Power gaming is when you have no discourse to tactics, despite what you may say. It's when you go browsing online for the latest gimmick. The combination of units that may or may not be fluffy (admittedly, sometimes, they are) that takes advantage of game mechanics rather than any actual thought on the player's part. Lash of Submission comes to mind-- it actually is kind of fluffy to have a slaanesh daemon be able to have a siren song type effect, but it's used to pull squads into charge range of Khorne Berserkers, and that's where I throw the red flag. It's a gimmick, not any actual tactics. Tactics are manevuering your models, taking advantage of cover, timing your charges and coordinating shooting to its maximum effect, all by outwitting your opponent rather than relying on something you had to bring to the table. There's no strategy in using the Lash, for example... it takes advantage of the turn sequence mechanics to do what it does.

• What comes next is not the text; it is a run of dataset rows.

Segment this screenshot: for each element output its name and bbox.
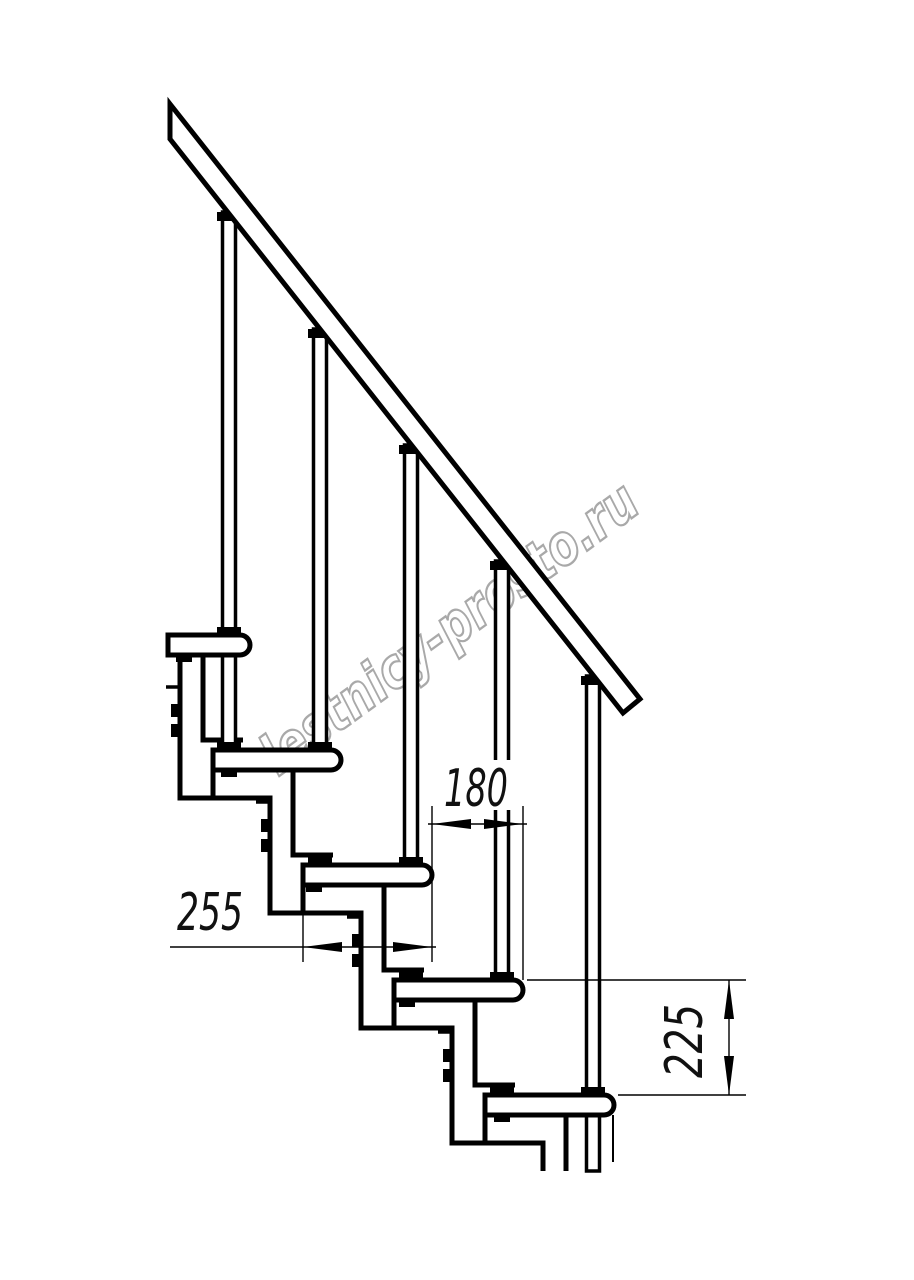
tread-4 [394,980,523,1000]
bolt [443,1049,452,1062]
tread-1 [168,635,250,655]
dimension-arrow [724,1056,734,1095]
collar [490,1087,514,1095]
collar [490,972,514,980]
dimension-tread-depth: 255 [170,883,436,962]
dimension-label-going: 180 [444,759,508,819]
collar [399,857,423,865]
collar [217,627,241,635]
bolt [352,954,361,967]
baluster-3 [405,445,418,865]
baluster-2 [314,329,327,750]
dimension-arrow [303,942,342,952]
spine-plate [475,1000,515,1085]
drawing-canvas: lestnicy-prosto.ru [0,0,914,1280]
tab [494,1115,510,1122]
tab [399,1000,415,1007]
bolt [171,704,180,717]
spine-plate [384,885,424,970]
tread-2 [213,750,341,770]
bolt [352,934,361,947]
collar [581,1087,605,1095]
tab [176,655,192,662]
collar [217,742,241,750]
spine-plate [293,770,333,855]
tread-3 [303,865,432,885]
dimension-arrow [432,819,471,829]
baluster-1 [223,212,236,750]
bolt [443,1069,452,1082]
bolt [261,819,270,832]
dimension-rise: 225 [527,980,746,1095]
bolt [171,724,180,737]
collar [399,972,423,980]
dimension-arrow [724,980,734,1019]
collar [308,857,332,865]
staircase-drawing: lestnicy-prosto.ru [0,0,914,1280]
dimension-going: 180 [428,759,527,980]
tab [306,885,322,892]
dimension-label-rise: 225 [655,1004,715,1078]
tab [221,770,237,777]
bolt [261,839,270,852]
tread-5 [485,1095,614,1115]
collar [308,742,332,750]
dimension-arrow [393,942,432,952]
dimension-label-tread-depth: 255 [177,883,243,943]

I'm guilty of bringing things to stop these little "killer combos"-- don't get me wrong. But I make them the minority of points spent in the army, and not the singular focus. Nobody can say anything to me when they look at my 2000 point army and see that half the points are in Tactical Squads, and I don't bring Elites generally, but still win through coordinated interaction between units.
I dislike power gaming. I really, truly do. When you act like you have to win at a game with little plastic spacemen at all costs, it reeks of tiny penis syndrome. Seriously, if you need to prove to people you're a real man, go get a degree, or become a noteworthy athlete amongst the local crowd, or something to that effect. Play with plastic spacemen because you can laugh about it, and at the end of the day, you like taking a stroll through the 41st millenium.